The U.S. State Department had previously provided over $5 billion dollars to Ukraine in an attempt top pry the country away from the Russian orbit.
Prominent American politicians gave out cookies to Maidan square protestors opposing Yanukovych who didn’t ultimately have enough signatures to pass an impeachment measure.
After Yanukovych fled for his life, Russia began to support separatist factions in the East who did not trust the post-coup government of Petro Poroshenko.
The latter had appointed far-right wing members of the Svoboda Party to its Cabinet and passed a language law that restricted the use of the Russian language.
In Latvia, meanwhile, an independent pro-Russian party showed strong support in elections held last fall. Lithuania is far from the perfect democracy that Booker depicts and has jailed many former communist party supporters and forced a significant percentage of its population to flee.
Swiss historian Guy Mettan wrote in his book Creating Russophobia: From The Great Religious Schism to Anti-Putin Hysteria (Clarity Press, 2017) that Russophobia resembles both anti-Semitism and Islamophobia in that it “exists first in the head of the one who looks, not in the victims alleged behavior or characteristics. [It is] a way of turning specific pseudo-facts into essential one-dimensional values, barbarity, despotism and expansionism in the Russian case in order to justify stigmatization and ostracism.”
The Democratic Party is currently divided between its progressive and corporatist wing.

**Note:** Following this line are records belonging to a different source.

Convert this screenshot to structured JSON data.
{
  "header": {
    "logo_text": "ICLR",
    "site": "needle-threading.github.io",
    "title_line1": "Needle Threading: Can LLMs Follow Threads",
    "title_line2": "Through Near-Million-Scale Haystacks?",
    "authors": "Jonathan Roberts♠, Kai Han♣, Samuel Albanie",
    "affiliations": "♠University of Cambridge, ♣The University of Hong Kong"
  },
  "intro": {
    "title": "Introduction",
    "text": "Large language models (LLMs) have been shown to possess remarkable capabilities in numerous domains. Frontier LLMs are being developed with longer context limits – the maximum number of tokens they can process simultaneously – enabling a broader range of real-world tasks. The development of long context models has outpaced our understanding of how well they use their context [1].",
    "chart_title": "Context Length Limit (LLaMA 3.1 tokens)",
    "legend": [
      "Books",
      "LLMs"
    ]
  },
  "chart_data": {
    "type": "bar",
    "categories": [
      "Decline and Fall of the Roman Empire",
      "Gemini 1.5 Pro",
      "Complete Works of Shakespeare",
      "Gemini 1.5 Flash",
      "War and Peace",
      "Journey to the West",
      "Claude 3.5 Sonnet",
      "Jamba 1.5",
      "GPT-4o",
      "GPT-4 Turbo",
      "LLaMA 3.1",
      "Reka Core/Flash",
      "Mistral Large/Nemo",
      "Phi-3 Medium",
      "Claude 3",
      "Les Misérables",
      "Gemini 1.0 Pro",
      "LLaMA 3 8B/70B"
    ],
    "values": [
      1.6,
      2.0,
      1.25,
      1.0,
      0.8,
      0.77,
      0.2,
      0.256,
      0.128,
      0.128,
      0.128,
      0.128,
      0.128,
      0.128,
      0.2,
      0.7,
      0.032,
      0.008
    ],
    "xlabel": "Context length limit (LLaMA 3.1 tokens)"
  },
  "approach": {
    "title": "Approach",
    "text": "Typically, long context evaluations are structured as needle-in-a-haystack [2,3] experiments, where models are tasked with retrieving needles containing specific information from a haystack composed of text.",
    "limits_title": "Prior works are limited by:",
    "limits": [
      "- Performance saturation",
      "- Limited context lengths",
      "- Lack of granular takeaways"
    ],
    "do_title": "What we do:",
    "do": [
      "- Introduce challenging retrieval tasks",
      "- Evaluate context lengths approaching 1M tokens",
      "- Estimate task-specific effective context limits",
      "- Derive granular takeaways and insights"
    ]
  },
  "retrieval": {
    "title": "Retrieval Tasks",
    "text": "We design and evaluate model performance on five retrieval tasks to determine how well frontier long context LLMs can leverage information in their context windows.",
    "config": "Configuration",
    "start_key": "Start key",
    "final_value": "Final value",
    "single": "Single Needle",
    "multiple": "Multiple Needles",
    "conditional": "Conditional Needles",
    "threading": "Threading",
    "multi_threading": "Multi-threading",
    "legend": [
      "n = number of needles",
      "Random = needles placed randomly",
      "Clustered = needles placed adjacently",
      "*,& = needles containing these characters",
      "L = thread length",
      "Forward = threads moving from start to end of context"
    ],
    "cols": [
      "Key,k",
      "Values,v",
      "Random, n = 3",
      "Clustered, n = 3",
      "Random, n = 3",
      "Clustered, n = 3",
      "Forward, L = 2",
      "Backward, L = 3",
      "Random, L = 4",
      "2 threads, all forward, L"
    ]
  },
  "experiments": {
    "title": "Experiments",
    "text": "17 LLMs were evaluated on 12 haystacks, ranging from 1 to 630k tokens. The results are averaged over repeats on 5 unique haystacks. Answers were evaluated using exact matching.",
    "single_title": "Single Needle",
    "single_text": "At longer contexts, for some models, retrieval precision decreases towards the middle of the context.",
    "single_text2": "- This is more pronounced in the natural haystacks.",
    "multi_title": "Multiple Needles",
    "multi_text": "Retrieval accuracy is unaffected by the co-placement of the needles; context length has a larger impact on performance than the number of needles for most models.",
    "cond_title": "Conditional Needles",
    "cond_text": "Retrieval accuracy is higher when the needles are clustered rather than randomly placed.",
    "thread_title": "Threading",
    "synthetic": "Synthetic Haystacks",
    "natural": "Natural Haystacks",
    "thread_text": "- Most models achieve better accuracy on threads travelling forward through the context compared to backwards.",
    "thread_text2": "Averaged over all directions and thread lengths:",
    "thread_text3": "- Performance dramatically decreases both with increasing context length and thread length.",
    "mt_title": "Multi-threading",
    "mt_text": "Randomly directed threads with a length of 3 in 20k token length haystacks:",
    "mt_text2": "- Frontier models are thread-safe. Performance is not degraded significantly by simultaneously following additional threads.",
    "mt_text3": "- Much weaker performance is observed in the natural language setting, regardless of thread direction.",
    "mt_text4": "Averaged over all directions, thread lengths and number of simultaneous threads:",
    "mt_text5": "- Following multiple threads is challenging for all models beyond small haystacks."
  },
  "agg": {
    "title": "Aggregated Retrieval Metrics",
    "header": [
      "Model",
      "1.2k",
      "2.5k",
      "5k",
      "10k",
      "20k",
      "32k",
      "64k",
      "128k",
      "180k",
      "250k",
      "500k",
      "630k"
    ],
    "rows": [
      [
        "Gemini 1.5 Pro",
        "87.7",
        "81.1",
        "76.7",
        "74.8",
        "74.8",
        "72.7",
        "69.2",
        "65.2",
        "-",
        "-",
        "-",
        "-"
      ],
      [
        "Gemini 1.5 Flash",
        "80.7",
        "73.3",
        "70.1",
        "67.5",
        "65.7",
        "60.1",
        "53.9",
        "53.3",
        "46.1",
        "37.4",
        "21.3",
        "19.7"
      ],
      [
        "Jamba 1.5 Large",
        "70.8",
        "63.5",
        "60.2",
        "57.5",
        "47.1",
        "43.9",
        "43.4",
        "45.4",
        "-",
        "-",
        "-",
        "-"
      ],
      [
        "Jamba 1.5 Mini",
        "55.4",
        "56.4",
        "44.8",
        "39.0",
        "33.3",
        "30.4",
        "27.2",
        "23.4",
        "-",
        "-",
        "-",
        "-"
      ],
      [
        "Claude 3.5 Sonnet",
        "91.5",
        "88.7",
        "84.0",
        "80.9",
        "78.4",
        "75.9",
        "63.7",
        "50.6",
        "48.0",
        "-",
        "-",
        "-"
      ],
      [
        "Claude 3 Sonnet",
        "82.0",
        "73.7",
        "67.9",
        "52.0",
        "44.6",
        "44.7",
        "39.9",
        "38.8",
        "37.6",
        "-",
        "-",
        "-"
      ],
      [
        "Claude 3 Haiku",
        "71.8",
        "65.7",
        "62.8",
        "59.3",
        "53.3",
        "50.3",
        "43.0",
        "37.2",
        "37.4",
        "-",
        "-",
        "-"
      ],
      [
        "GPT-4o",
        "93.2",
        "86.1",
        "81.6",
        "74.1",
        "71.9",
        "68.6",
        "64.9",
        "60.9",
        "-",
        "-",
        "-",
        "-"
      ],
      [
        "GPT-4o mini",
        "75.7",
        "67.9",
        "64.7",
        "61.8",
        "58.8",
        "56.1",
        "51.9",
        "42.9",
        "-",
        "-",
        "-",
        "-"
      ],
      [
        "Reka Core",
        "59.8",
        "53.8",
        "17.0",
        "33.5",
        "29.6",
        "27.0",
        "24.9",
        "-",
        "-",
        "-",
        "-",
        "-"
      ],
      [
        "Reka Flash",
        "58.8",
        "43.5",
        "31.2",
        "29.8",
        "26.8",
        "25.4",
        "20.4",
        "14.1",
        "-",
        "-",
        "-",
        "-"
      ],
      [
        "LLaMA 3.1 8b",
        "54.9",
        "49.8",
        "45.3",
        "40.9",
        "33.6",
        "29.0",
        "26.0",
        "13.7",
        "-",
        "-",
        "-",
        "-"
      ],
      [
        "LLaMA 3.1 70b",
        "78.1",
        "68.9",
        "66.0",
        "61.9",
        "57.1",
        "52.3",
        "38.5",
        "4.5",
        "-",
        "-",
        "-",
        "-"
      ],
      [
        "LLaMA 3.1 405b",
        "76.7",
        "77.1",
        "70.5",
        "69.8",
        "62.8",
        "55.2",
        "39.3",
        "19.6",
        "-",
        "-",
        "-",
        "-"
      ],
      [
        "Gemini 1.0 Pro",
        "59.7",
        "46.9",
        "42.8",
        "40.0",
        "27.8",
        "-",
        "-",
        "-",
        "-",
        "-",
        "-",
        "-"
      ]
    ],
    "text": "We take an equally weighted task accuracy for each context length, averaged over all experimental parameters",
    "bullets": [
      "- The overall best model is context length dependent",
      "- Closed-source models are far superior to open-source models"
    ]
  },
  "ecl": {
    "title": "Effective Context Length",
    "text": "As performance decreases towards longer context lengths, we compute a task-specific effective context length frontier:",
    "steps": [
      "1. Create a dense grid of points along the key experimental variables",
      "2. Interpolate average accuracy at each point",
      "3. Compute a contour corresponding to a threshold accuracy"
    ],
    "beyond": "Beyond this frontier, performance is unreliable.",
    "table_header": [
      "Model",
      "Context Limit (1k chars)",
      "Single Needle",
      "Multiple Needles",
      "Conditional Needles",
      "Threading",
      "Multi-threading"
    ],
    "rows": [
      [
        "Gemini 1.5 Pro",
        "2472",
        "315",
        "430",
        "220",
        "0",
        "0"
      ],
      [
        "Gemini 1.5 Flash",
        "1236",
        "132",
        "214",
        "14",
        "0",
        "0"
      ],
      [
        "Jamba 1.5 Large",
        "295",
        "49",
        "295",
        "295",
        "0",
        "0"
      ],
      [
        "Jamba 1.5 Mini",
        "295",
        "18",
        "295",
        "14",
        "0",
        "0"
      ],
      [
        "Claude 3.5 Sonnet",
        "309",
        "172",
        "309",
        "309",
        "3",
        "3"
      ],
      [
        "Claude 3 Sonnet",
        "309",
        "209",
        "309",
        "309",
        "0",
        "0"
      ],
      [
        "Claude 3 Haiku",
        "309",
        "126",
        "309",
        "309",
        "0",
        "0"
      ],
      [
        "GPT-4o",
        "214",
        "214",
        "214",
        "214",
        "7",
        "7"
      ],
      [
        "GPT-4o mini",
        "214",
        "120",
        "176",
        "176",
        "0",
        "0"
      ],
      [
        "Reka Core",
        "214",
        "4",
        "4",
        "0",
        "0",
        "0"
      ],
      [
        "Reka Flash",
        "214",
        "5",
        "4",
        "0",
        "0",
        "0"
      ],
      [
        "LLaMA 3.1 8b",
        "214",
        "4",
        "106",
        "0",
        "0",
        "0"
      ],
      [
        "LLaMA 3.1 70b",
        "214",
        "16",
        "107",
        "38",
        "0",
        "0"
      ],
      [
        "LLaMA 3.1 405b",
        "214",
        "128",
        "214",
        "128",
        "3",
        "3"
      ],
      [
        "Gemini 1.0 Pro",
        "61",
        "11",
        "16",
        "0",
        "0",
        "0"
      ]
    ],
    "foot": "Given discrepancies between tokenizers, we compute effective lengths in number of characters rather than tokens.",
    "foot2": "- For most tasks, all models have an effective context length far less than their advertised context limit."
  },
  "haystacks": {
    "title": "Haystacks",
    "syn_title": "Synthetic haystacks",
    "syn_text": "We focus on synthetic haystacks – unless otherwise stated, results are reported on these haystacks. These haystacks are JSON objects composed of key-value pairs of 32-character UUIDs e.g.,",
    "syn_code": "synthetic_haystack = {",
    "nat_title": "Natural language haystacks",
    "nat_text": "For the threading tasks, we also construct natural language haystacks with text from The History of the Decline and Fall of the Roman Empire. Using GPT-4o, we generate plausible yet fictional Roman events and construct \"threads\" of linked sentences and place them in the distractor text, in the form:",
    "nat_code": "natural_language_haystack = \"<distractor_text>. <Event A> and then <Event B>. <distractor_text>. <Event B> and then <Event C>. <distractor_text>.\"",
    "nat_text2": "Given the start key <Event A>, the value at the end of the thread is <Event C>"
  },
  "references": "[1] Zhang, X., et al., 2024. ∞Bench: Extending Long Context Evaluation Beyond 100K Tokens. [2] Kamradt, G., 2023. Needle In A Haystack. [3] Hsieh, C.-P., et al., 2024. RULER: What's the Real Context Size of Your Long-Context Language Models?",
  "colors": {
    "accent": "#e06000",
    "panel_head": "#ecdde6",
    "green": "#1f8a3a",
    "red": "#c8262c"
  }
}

O’Rourke, Klobuchar and Booker’s Russia-baiting reflects in part an attempt by the corporatists to try and channel popular enmity away from the domestic plutocrats who have rigged the American political-economy in their favor, and onto a phantom foreign enemy whose existence can be used to justify large-scale military expenditures.
Unfortunately, they face little pushback even from the progressives.
Elizabeth Warren, for example, has adopted a hard-line stance against Russia, as has Bernie Sanders.
He has routinely denounced Putin as an “anti-democratic authoritarian,” who engaged in “military adventurism in Ukraine and the Crimea,” and has supported regressive sanctions.
The one true progressive in the party willing to repudiate the dominant Russophobia, is Tulsi Gabbard.
During Tuesday’s debate, she boldly called out CNN and The New York Times for promoting neo-McCarthyite smears insinuating that she was some kind of “Russian asset” and “bot,” while also condemning U.S. support for jihadists in Syria.
Gabbard though is only polling at around two percent and stands little chance of winning the nomination.
The American electorate is very ill-informed about Russia and international affairs, and too few unfortunately will appreciate her visionary stance.